Assorted thoughts about Turntable.fm
Over the past few days, I and a few other folks you may know from this community have been over at Turntable.fm, checking things out, killing time – or losing track of it.
Before I go any further, let’s just call a spade a spade. Turntable.fm will destroy your productivity and turn you into a drooling lump of music sharing mush, with no hope of ever returning to Pandora or Rhapsody or whateverthehell you do to get your music on without having to think about it too much. It may even cause you to procrastinate on your job, ignore the chores, tell the dog to go walk itself…
Ok, I exaggerate. But not by much.
The amount of work I pulled off on Monday – a day which will heretofore be referred to as life B.T. (before Turntable) – is shocking and impressive compared to what I’ve managed to get done between yesterday and today.

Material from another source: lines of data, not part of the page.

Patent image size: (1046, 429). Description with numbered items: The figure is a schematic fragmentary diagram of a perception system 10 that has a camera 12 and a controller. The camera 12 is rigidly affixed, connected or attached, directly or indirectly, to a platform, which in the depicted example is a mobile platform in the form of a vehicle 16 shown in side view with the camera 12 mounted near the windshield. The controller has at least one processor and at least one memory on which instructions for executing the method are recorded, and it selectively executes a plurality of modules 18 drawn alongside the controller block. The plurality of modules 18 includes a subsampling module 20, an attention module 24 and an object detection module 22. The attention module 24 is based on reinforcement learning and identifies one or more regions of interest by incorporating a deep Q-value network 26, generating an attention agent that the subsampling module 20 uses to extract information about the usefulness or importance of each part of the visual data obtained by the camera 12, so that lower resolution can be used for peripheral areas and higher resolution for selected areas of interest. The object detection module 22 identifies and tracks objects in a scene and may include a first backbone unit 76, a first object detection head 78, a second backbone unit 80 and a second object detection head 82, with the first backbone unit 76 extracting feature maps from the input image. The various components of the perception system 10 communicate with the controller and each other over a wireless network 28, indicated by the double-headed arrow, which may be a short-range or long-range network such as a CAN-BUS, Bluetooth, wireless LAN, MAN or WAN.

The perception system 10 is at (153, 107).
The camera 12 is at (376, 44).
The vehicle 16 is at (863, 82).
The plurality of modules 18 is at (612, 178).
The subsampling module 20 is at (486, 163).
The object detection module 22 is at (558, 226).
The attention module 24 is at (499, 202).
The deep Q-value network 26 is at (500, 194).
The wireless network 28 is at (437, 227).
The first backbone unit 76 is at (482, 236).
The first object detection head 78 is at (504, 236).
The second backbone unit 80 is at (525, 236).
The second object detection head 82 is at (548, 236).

I justify it by telling myself that I listen to music and am involved with online social situations for a living. A social music site? I have an obligation to my readers, to the members of this community, to spend hours there. To visit a large number of rooms and become fans of absolute strangers with screen names like St1ck3r. To earn as many DJ points as possible so that I can get a very unique, awesome avatar that doesn’t look like everyone else’s avatar (in case you don’t recognize me – I’m the green one in the helmet all the way to the right in the DJ booth, in this picture:
See? You can’t even recognize me. My avatar isn’t even wearing glasses. It looks nothing like me. So, I’m going to continue to spend hours in that room playing songs. (If you’re feeling charitable, you can help me earn an avatar that looks somewhat remotely like me by telling Turntable every single song I play is Awesome.)
All kidding aside, though, Turntable.fm is pretty impressive.
It’s in Beta, which means things freeze; you have to refresh and maybe lose your spot in the DJ booth; random users might appear and play songs from outside the DJ booth (which doesn’t seem fair). And yet, all of these annoyances aren’t enough to make it prohibitive. Also, it’s by invitation only, but only in the sense that Gmail was “by invitation only” for the first…what? Three years? If any of your Facebook friends are on Turntable, you’re in. This gives it that good olde fashioned internette guise of being somewhat exclusive. (In reality it’s about as exclusive as the NYC Subway.)
But what is it? It’s like what would happen if you and your friends controlled Pandora. You guys have the best taste in music of anyone you know anyway, right?
You create a playlist, which is a very dynamic thing (you can click and drag songs around your list, or fast-track them to the top of the list). DJs stand in a line behind the booth, and everyone takes their turn. The “radio” pulls from the song at the top of each person’s list, in order from left to right, and then back again. The addicting thing is that you know what’s in your playlist (so you stick around to hear the songs you have queued up), but you don’t know what’s in other people’s lists (so you stick around out of sheer curiosity to see what’s coming next).
The songs can either come from your collection or the Turntable library (which is so far not incredibly extensive…they don’t have the new Gillian record, let’s say, but they have stuff from further back in her catalog). It’s fun to try to match the vibe the other DJs have created. It’s also fun to pull from your personal collection and shake things up with something obscure. Oh hell, just watch the tutorial.
With all this said, though, the most notable thing about Turntable.fm is that it brings the social experience back to music.
Yesterday, I got to hang out in the No Depression room with Kyla and my friend Abbey (who Seattleites know from her Sound on the Sound blog), and we all played songs. Since I know these people (and now live more than 2,000 miles away from them), it felt kind of like we were sitting in someone’s living room swapping tunes. Adam Sheets was also there, as was Easy Ed and Bill Frater (Freight Train Boogie Podcast)…the more people showed up, the more it felt like a real listening party among friends and acquaintances. What’s more, the chat function allowed us to discuss the music. Abbey played some up-and-coming Seattle bands, and shared some info about each. Adam pulled out some old school tracks – obscure versions of better-known songs – and we got to discuss which version we liked better.
If you’re just looking to have music play in the background, you can turn the chat ding off, hide the browser window, and let the other DJs in the room entertain you. If you want to interact with people, there’s that option too.
It would be great to see Turntable accessible from mobile devices, the opportunity to get it through your car stereo, controlled with your phone or iPad, etc. We’ll see if they’re able to stay ahead of that development curve. (Seems I’m not the only one wondering about that.) But, for now, it’s a welcome distraction for a little summertime music sharing.
Come join us in the No Depression room. (There are a several different No Depression rooms so if you click that link and no one is there do a room search for “No Depression” to find which No Depression room has activity.) Twang Nation set up a Honky Tonk Roadhouse that’s good for playing around with (I was in there this morning too), and there’s plenty else to tinker with. Mainly, I’m curious to hear what you think about the experience, and whether you think this is the next best thing in the world, or whether it will go the way of Friendster sooner than later.